MORTO CHARLIE WATTS, IL TAMBURINO CHE COMANDAVA I ROLLING STONES. UNA VITA VISSUTA CON SAGGEZZA NELLA BAND
MORTO CHARLIE WATTS, IL TAMBURINO CHE COMANDAVA I ROLLING STONES. UNA VITA VISSUTA CON SAGGEZZA NELLA BAND
24 agosto 2021, ore 21:33
Il batterista è scomparso a 80 anni per i postumi di una operazione al cuore. Il 26 settembre dovrebbe partire da Saint Louis il tour americano del gruppo, con Steve Jordan al suo posto
Chissà se Charlie ha disegnato anche la stanza dell’ospedale di Londra dove, alla fine di una battaglia contro il suo cuore malandato, ha deciso di arrendersi. Per decenni, ad ogni tour, Mr. Watts aveva tracciato gli schizzi di ogni camera d’albergo da lui occupata. Era quello, il suo passatempo contro la malinconia, quando l’amata moglie Shirley non poteva raggiungerlo. Notti da marito fedele, mentre gli altri Rolling Stones si davano alla pazza gioia, tra centinaia di ragazze disponibili e ogni sorta di eccesso. Una volta, ad Amsterdam, Mick Jagger decise di telefonargli quando già si avvicinava l’alba. “Che fine ha fatto il mio batterista?”. Watts lo convocò nella propria stanza e gli mollò un pugno in faccia: “Non azzardarti mai più a definirmi il tuo batterista. Semmai sei tu il mio cantante”. Ed era dannatamente vero. Era Charlie il motore della ditta Rolling: dava il tempo agli altri, li accompagnava e proteggeva senza smanie di protagonismo, aprendo varchi per esaltare la voce di Mick e la chitarra di Keith Richards. Dietro ai tamburi per quasi sessant’anni di vita rock, da una posizione sul palco dalla quale, ripeteva beffardamente, “si può godere del più bel panorama del mondo”. Il sedere di Jagger.
La leggenda e la resa
Era regolarmente al suo posto, Charlie Watts, alla fine dell’Estate dell’Amore del 1967, la Summer of Love psichedelica quando i Rolling Stones conquistavano la cima delle classifiche con “We Love You”, il brano scritto per ringraziare i fans per il supporto dopo l’arresto di Mick e Keith per la scandalosa orgia “stupefacente” in una villa. Non sarebbe stato al suo posto in ogni caso, invece, nell’autunno post-pandemico del 2021. La band aveva già annunciato la sostituzione pro-tempore di Watts per il prossimo No Filter Tour in America, con debutto (salvo ripensamenti) il 26 settembre al The Dome di Saint Louis. Suo supplente d’eccezione sarà l’amico Steve Jordan, collaboratore di lunga data degli Stones. Ma non sarà la stessa cosa, anche pensando a uno struggente tributo per Charlie dal palco. In queste ore nel management dei Rolling ci si chiede se questo non debba essere un passo d’addio, in senso artistico, per delle leggende che sono in giro da quasi sessant’anni. Privati del loro centro ritmico, e del loro fratello saggio, Jagger & Co potrebbero meditare la loro uscita definitiva dalle scene.
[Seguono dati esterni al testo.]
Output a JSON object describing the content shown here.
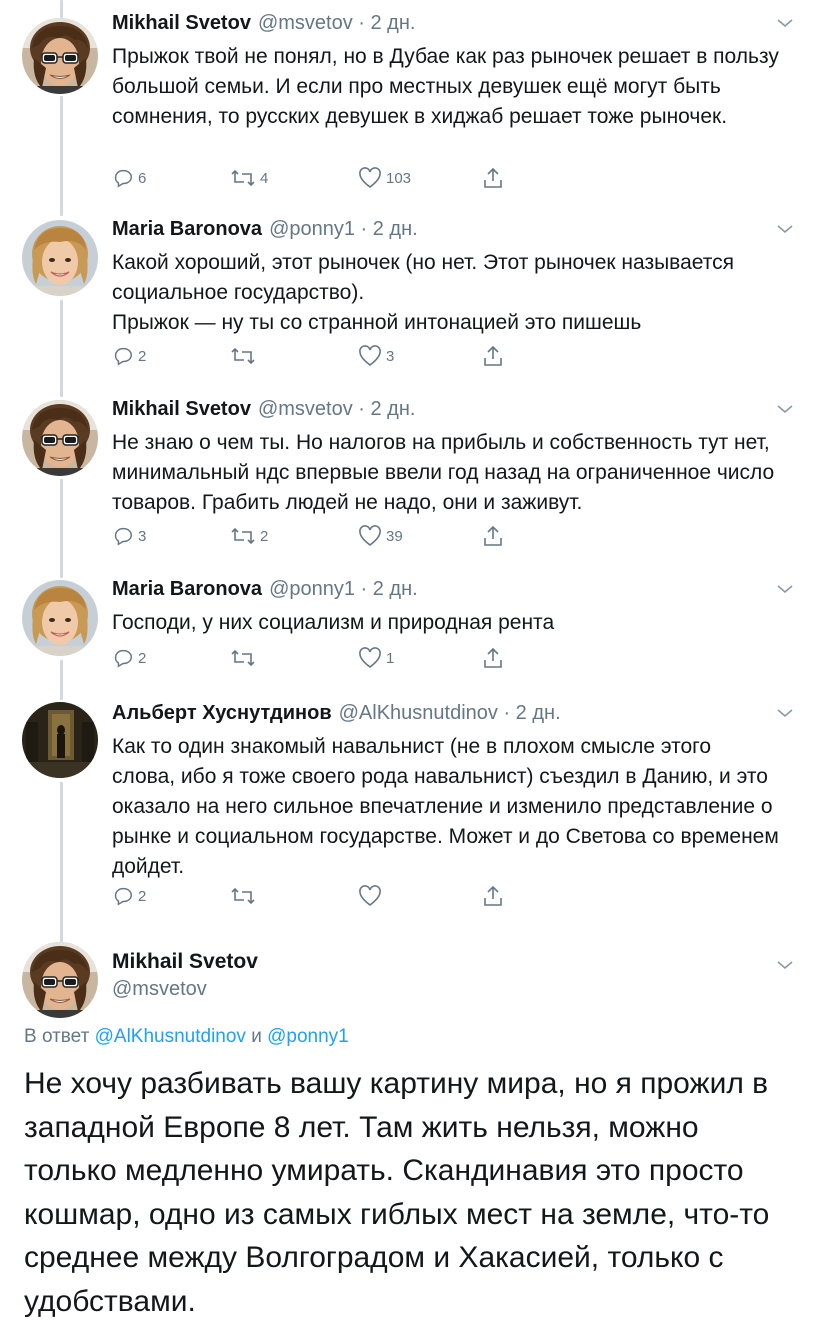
{
  "tweets": [
    {
      "name": "Mikhail Svetov",
      "handle": "@msvetov · 2 дн.",
      "text": "Прыжок твой не понял, но в Дубае как раз рыночек решает в пользу большой семьи. И если про местных девушек ещё могут быть сомнения, то русских девушек в хиджаб решает тоже рыночек.",
      "replies": "6",
      "retweets": "4",
      "likes": "103"
    },
    {
      "name": "Maria Baronova",
      "handle": "@ponny1 · 2 дн.",
      "text": "Какой хороший, этот рыночек (но нет. Этот рыночек называется социальное государство).",
      "text2": "Прыжок — ну ты со странной интонацией это пишешь",
      "replies": "2",
      "retweets": "",
      "likes": "3"
    },
    {
      "name": "Mikhail Svetov",
      "handle": "@msvetov · 2 дн.",
      "text": "Не знаю о чем ты. Но налогов на прибыль и собственность тут нет, минимальный ндс впервые ввели год назад на ограниченное число товаров. Грабить людей не надо, они и заживут.",
      "replies": "3",
      "retweets": "2",
      "likes": "39"
    },
    {
      "name": "Maria Baronova",
      "handle": "@ponny1 · 2 дн.",
      "text": "Господи, у них социализм и природная рента",
      "replies": "2",
      "retweets": "",
      "likes": "1"
    },
    {
      "name": "Альберт Хуснутдинов",
      "handle": "@AlKhusnutdinov · 2 дн.",
      "text": "Как то один знакомый навальнист (не в плохом смысле этого слова, ибо я тоже своего рода навальнист) съездил в Данию, и это оказало на него сильное впечатление и изменило представление о рынке и социальном государстве. Может и до Светова со временем дойдет.",
      "replies": "2",
      "retweets": "",
      "likes": ""
    }
  ],
  "main_tweet": {
    "name": "Mikhail Svetov",
    "handle": "@msvetov",
    "reply_prefix": "В ответ",
    "reply_user1": "@AlKhusnutdinov",
    "reply_and": "и",
    "reply_user2": "@ponny1",
    "text": "Не хочу разбивать вашу картину мира, но я прожил в западной Европе 8 лет. Там жить нельзя, можно только медленно умирать. Скандинавия это просто кошмар, одно из самых гиблых мест на земле, что-то среднее между Волгоградом и Хакасией, только с удобствами."
  },
  "colors": {
    "text": "#14171a",
    "secondary": "#657786",
    "link": "#1da1f2",
    "thread_line": "#cfd9de"
  },
  "icons": [
    "reply-icon",
    "retweet-icon",
    "like-icon",
    "share-icon",
    "chevron-down-icon"
  ]
}
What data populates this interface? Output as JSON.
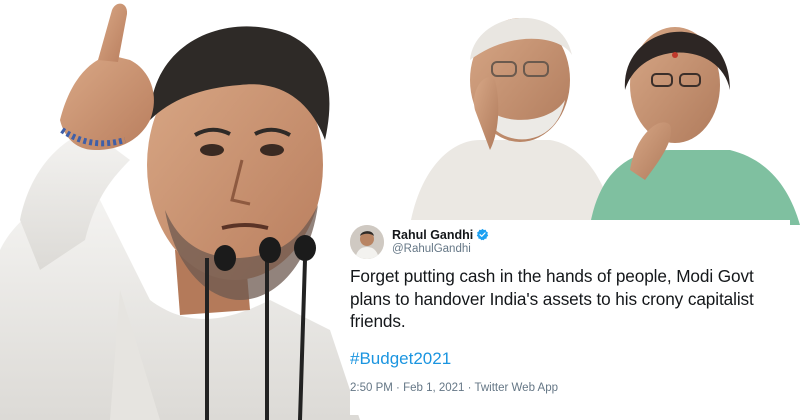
{
  "tweet": {
    "author_name": "Rahul Gandhi",
    "handle": "@RahulGandhi",
    "verified_color": "#1da1f2",
    "text": "Forget putting cash in the hands of people, Modi Govt plans to handover India's assets to his crony capitalist friends.",
    "hashtag": "#Budget2021",
    "time": "2:50 PM",
    "separator": " · ",
    "date": "Feb 1, 2021",
    "source": "Twitter Web App"
  },
  "colors": {
    "hashtag": "#1b95e0",
    "text": "#14171a",
    "muted": "#657786"
  }
}
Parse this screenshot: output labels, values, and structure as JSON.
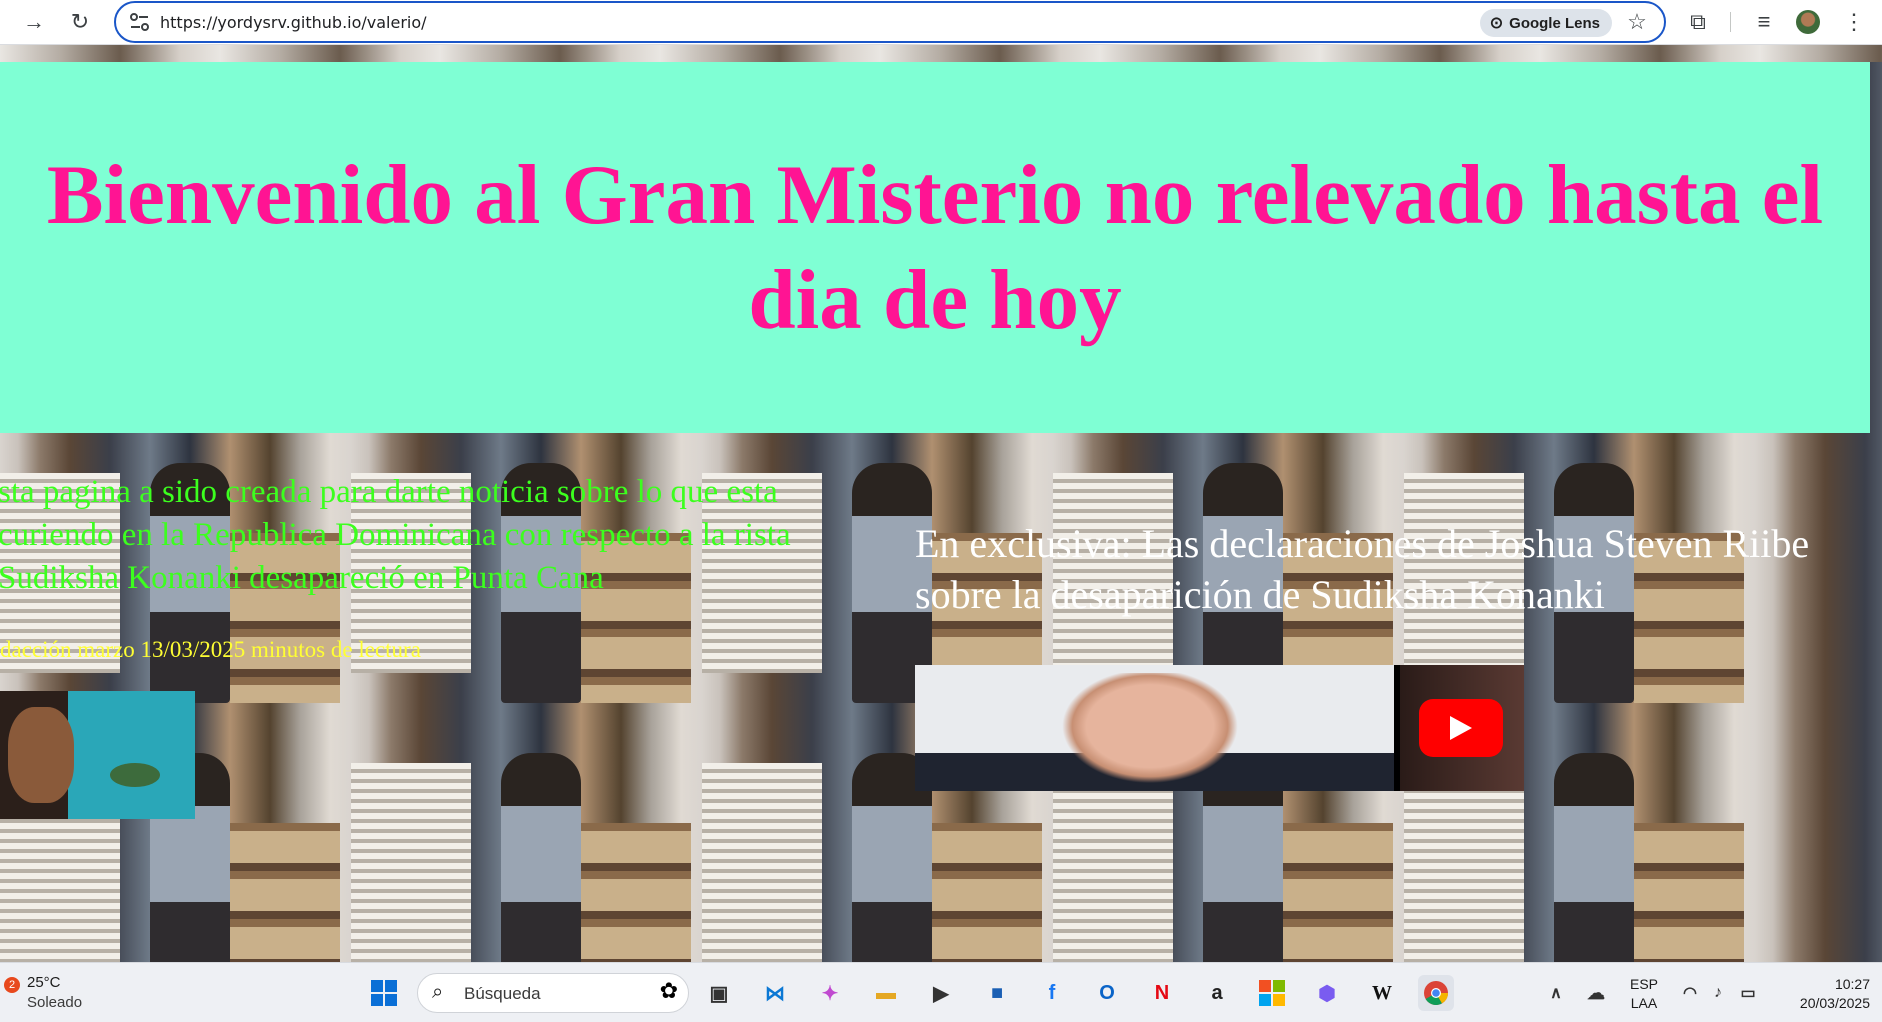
{
  "browser": {
    "url": "https://yordysrv.github.io/valerio/",
    "lens_label": "Google Lens"
  },
  "page": {
    "title": "Bienvenido al Gran Misterio no relevado hasta el dia de hoy",
    "lead": "sta pagina a sido creada para darte noticia sobre lo que esta curiendo en la Republica Dominicana con respecto a la rista Sudiksha Konanki desapareció en Punta Cana",
    "byline": "dacción marzo 13/03/2025 minutos de lectura",
    "exclusive": "En exclusiva: Las declaraciones de Joshua Steven Riibe sobre la desaparición de Sudiksha Konanki",
    "colors": {
      "header_bg": "#7fffd4",
      "title": "#ff1493",
      "lead": "#3cff1e",
      "byline": "#ffff33",
      "exclusive": "#ffffff"
    }
  },
  "taskbar": {
    "weather_badge": "2",
    "weather_temp": "25°C",
    "weather_cond": "Soleado",
    "search_placeholder": "Búsqueda",
    "lang_top": "ESP",
    "lang_bottom": "LAA",
    "time": "10:27",
    "date": "20/03/2025",
    "apps": [
      "windows-start-icon",
      "file-manager-icon",
      "vscode-icon",
      "copilot-icon",
      "folder-icon",
      "media-player-icon",
      "store-icon",
      "facebook-icon",
      "outlook-icon",
      "netflix-icon",
      "amazon-icon",
      "microsoft-icon",
      "copilot-app-icon",
      "wikipedia-icon",
      "chrome-icon"
    ]
  }
}
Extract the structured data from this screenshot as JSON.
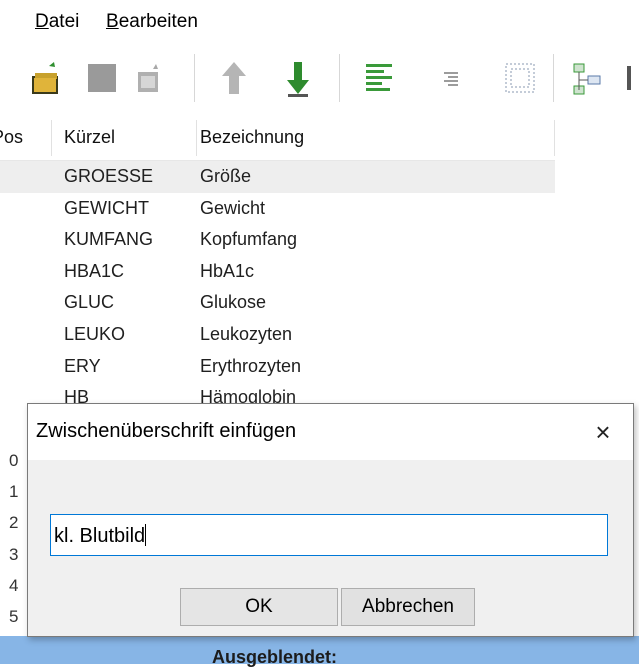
{
  "menu": {
    "file_acc": "D",
    "file_rest": "atei",
    "edit_acc": "B",
    "edit_rest": "earbeiten"
  },
  "toolbar": {
    "icons": [
      "folder-open-icon",
      "blank-gray-icon",
      "document-sparkle-icon",
      "move-up-disabled-icon",
      "move-down-icon",
      "align-left-icon",
      "align-right-icon",
      "grid-dots-icon",
      "tree-insert-icon"
    ]
  },
  "table": {
    "headers": {
      "pos": "Pos",
      "kuerzel": "Kürzel",
      "bezeichnung": "Bezeichnung"
    },
    "rows": [
      {
        "kuerzel": "GROESSE",
        "bezeichnung": "Größe"
      },
      {
        "kuerzel": "GEWICHT",
        "bezeichnung": "Gewicht"
      },
      {
        "kuerzel": "KUMFANG",
        "bezeichnung": "Kopfumfang"
      },
      {
        "kuerzel": "HBA1C",
        "bezeichnung": "HbA1c"
      },
      {
        "kuerzel": "GLUC",
        "bezeichnung": "Glukose"
      },
      {
        "kuerzel": "LEUKO",
        "bezeichnung": "Leukozyten"
      },
      {
        "kuerzel": "ERY",
        "bezeichnung": "Erythrozyten"
      },
      {
        "kuerzel": "HB",
        "bezeichnung": "Hämoglobin"
      }
    ]
  },
  "left_numbers": [
    "0",
    "1",
    "2",
    "3",
    "4",
    "5"
  ],
  "bottom": {
    "label": "Ausgeblendet:"
  },
  "dialog": {
    "title": "Zwischenüberschrift einfügen",
    "close": "×",
    "input_value": "kl. Blutbild",
    "ok_label": "OK",
    "cancel_label": "Abbrechen"
  },
  "colors": {
    "focus": "#0078d7",
    "bottom_bar": "#87b5e6",
    "selected_row": "#eeeeee"
  }
}
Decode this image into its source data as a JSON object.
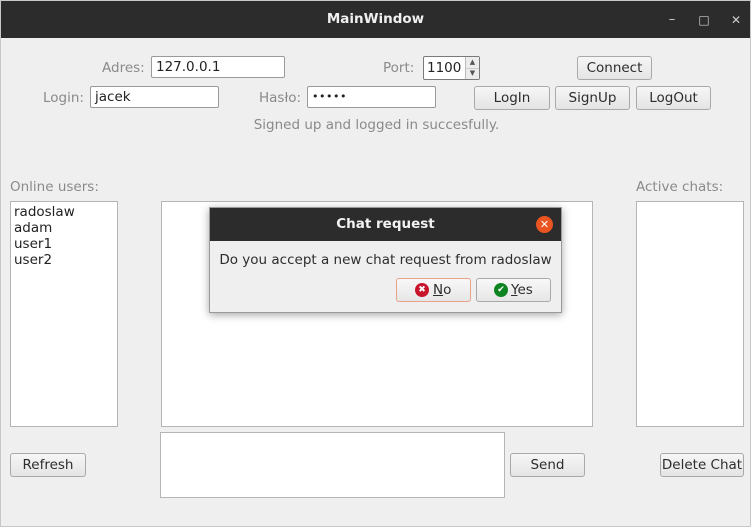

La caduta nel turbine degli eccessi
Negli anni ruggenti e folli della storia della band era praticamente impossibile evitare le insidie del vertiginoso, distruttivo stile di vita adottato dai Rolling Stones. Il primo a farne le spese era stato Brian Jones, co-leader della band, scomparso a 27 anni nel ‘69 quando era già troppo strafatto e devastato per dare un proprio contributo. Il secondo, con una mossa autoconservativa, era stato il bassista Bill Wyman, uscito dalla formazione nel 1993 anche per dedicarsi alla sua incresciosa love story con la starlette minorenne Mandy Smith (mentre il figlio di Wyman aveva una relazione con la madre di Mandy). Per Charlie Watts il demone della droga si era fatto avanti dopo il velenoso periodo di residenza (da cui era scaturito il capolavoro “Exile on Main Street”) del gruppo in Costa Azzurra. “Una sera svenni in studio e fui soccorso da Keith Richards, che era il più sballato di tutti”, ricordava il batterista. “Keith mi disse: cose che succedono ai musicisti di oltre sessant’anni. Ma io ne avevo poco più di quaranta. Mi ripulii dopo essermi rotto una caviglia, non avrei potuto suonare drogato marcio. E poi dovevo disintossicarmi per mia moglie e mia figlia”. Aveva una passione per i cavalli che allevava nel Devonshire, per l’eleganza sartoriale e per la pittura. Oltre al jazz che era stato il suo grande amore musicale. Più del rock, del quale era stato impareggiabile metronomo.